Brasilia, Brazil, 29 March - 3 April 1999

Self-generated Neighbourhood Consolidation in Santiago: A prototype case study for the social and spatial understanding of large cities

Bill Hillier, Margarita Greene, Jake Desyllas, Claudio Valensuela, Francois Dufaux and Pia Rosso

The Bartlett School of Graduate Studies
(Torrington Place Site)
University College London
Gower Street
London WC1E 6BT
England

tel (44) (0)171 391 1739
fax (44) (0)171 813 4363
email b.hillier@ucl.ac.uk
www http://www.spacesyntax.com

This paper reports EU funded research which began with the suspicion amongst social scientists and architects studying the development over time of 'site and services' settlements in Santiago, Chile, that spatial factors might be implicated in the very different levels to which settlements had developed since their foundation in the early nineteen seventies. From similar origins, some had become well consolidated and seemed to be thriving, while others remained less consolidated and seemed to have greater social problems. The aim of the study was to ascertain how far and in what way spatial factors might have contributed to these differences. The research combined the expertise of the Universidad Catolica de Chile in the investigation of social and physical aspects of settlement performance, with configurational modelling by the Space Syntax Laboratory in UCL. The theoretical background of the study was the notion of the 'movement economy' by which spatial structure generates patterns of movement, which then influence patterns of activity and land uses, with multiplier effects on both, and on the local grid structure.

The principle techniques used were:

  • the construction of indices for settlement consolidation covering housing, communities and neighbourhoods, and the combination of all three, together with the design and implementation of a questionnaire to 553 respondents, and a full survey of 17 settlements;

  • the direct observation of the functioning of the settlements, covering land uses, commercial and social activity, and pedestrian and vehicular movement;

  • the construction of a 'space syntax' computer model of the whole of Santiago, and radius 1.5 km models for the local areas of each settlement;

  • the construction and analysis of a database comprising all aspects; and

  • the use of space syntax and GIS technique to represent structure and function in the settlements graphically, as an aid to statistical analysis and model building.
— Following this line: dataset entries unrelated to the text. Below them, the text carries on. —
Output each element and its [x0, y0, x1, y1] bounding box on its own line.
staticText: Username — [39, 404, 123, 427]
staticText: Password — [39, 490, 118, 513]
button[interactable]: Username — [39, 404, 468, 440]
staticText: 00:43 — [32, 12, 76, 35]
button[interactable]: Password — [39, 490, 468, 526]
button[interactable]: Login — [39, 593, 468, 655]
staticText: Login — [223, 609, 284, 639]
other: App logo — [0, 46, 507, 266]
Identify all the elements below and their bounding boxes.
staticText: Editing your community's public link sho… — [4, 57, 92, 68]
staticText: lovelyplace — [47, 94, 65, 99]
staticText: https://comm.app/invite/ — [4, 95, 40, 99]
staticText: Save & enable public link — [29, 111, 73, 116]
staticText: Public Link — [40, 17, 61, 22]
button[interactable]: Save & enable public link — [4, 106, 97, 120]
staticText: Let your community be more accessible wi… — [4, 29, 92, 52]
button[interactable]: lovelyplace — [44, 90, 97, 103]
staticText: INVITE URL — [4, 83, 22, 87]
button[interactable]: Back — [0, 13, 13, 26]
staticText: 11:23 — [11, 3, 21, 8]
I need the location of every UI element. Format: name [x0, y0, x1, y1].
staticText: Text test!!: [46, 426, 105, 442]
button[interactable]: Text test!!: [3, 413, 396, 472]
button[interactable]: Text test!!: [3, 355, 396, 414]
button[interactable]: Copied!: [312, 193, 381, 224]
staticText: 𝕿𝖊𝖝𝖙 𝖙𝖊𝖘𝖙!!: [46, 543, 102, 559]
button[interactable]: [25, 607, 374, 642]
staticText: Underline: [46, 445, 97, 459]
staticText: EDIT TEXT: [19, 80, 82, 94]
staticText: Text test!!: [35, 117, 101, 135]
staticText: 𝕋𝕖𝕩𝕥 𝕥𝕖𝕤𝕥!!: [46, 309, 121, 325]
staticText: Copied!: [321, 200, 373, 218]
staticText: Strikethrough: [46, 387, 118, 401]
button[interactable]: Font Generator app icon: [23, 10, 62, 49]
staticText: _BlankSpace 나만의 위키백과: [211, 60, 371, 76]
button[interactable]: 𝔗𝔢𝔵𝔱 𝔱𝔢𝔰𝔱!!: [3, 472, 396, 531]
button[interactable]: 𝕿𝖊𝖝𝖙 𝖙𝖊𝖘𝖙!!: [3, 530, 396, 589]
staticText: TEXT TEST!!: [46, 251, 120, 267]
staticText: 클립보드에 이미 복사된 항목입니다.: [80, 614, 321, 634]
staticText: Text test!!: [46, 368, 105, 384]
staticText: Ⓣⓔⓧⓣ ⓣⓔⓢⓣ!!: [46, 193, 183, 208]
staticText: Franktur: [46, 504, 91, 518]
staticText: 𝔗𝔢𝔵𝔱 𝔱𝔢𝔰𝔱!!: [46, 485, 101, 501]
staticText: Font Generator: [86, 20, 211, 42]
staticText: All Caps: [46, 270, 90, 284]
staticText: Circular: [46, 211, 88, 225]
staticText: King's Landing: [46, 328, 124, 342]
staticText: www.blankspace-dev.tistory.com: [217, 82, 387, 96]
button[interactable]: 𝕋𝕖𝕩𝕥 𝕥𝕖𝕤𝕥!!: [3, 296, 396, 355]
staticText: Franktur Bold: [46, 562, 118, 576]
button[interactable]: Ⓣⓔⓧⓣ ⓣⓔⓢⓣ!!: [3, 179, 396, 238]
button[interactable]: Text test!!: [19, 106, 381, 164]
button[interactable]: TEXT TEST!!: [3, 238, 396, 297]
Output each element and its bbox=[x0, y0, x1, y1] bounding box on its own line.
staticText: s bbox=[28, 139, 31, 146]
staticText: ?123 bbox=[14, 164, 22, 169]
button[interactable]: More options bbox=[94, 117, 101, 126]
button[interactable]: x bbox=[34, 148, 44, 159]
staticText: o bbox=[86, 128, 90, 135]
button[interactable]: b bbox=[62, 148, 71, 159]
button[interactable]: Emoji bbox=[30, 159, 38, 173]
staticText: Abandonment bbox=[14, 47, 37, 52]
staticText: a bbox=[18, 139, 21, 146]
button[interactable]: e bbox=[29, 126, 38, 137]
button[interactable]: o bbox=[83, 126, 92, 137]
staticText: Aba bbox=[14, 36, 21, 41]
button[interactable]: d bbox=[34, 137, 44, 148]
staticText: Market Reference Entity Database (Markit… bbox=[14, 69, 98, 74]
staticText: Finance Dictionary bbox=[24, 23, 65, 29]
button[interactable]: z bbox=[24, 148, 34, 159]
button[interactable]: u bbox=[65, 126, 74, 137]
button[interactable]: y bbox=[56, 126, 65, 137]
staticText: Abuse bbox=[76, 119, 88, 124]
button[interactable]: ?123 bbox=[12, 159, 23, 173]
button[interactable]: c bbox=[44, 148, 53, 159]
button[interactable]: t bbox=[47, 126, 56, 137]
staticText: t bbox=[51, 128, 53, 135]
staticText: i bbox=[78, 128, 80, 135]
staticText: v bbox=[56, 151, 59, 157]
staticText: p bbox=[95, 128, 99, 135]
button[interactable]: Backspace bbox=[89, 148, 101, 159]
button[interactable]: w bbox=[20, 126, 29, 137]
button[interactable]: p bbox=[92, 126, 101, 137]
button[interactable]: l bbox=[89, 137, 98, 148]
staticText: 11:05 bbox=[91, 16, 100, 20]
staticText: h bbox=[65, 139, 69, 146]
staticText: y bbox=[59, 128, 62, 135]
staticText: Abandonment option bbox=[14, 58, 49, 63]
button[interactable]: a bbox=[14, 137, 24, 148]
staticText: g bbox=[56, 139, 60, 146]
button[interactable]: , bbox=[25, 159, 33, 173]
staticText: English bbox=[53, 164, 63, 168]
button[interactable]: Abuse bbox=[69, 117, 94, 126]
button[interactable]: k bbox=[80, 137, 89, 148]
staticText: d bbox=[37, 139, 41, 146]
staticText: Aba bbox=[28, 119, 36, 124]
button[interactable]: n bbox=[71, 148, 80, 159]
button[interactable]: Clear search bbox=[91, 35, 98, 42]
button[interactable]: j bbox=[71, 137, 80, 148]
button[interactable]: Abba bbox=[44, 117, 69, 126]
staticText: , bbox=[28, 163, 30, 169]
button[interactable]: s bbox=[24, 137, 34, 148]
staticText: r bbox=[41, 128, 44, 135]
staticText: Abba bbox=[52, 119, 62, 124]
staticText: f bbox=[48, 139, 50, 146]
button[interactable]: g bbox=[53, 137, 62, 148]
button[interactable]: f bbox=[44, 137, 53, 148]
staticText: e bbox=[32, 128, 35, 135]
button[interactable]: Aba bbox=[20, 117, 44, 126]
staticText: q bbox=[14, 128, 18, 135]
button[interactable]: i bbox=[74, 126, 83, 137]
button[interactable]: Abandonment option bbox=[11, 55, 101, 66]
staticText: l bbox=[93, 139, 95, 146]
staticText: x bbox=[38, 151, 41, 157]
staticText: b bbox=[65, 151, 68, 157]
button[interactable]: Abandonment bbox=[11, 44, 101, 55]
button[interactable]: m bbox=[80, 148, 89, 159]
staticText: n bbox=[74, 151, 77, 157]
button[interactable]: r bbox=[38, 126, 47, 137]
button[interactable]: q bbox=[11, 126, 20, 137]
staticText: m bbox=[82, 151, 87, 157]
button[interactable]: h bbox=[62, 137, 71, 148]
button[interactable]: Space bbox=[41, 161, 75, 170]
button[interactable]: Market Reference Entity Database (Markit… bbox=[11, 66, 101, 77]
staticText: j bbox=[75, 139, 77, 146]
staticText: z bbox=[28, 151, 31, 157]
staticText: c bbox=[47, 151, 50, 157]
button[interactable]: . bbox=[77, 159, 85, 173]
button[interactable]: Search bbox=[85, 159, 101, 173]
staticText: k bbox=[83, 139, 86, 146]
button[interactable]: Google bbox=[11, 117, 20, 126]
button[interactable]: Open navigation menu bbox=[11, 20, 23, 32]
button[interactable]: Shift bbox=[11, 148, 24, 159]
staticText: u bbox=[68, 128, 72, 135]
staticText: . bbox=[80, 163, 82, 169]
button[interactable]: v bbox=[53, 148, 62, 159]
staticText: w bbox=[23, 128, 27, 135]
The results of the study show that spatial factors, especially the layout of the settlement and its relation to its urban context, have played a significant role in the different degrees to which the settlements have become consolidated. The essential process is one by which a syntactic property which we call 'local spatial advantage' (the integration of the settlement within a local area 1.5 km in radius divided by the mean integration of that area) first generates vehicular movement adjacent to outward facing edges of the settlement, and this in turn creates a potential for outward facing commercial activity drawing on wider potentials than the settlement itself. To the extent that this potential is realised, we find higher overall levels of commercial activity in the settlement, and this leads to beneficial effects both on internal security through higher levels of activity, and on community and housing consolidation within the settlement. This process is more important in the development of the settlement than pure income, which can also grow for reasons which are not settlement related, and with few benefits to the settlement.

Critical aspects of these results are first that the movement economy in this case seems to be driven more by vehicular than pedestrian movement, and that both the consolidation of housing and the long terms development of the community benefit more from settlement based economic activity than from straight income levels. The study is offered as a prototype for the investigation of large cities and their constituent areas.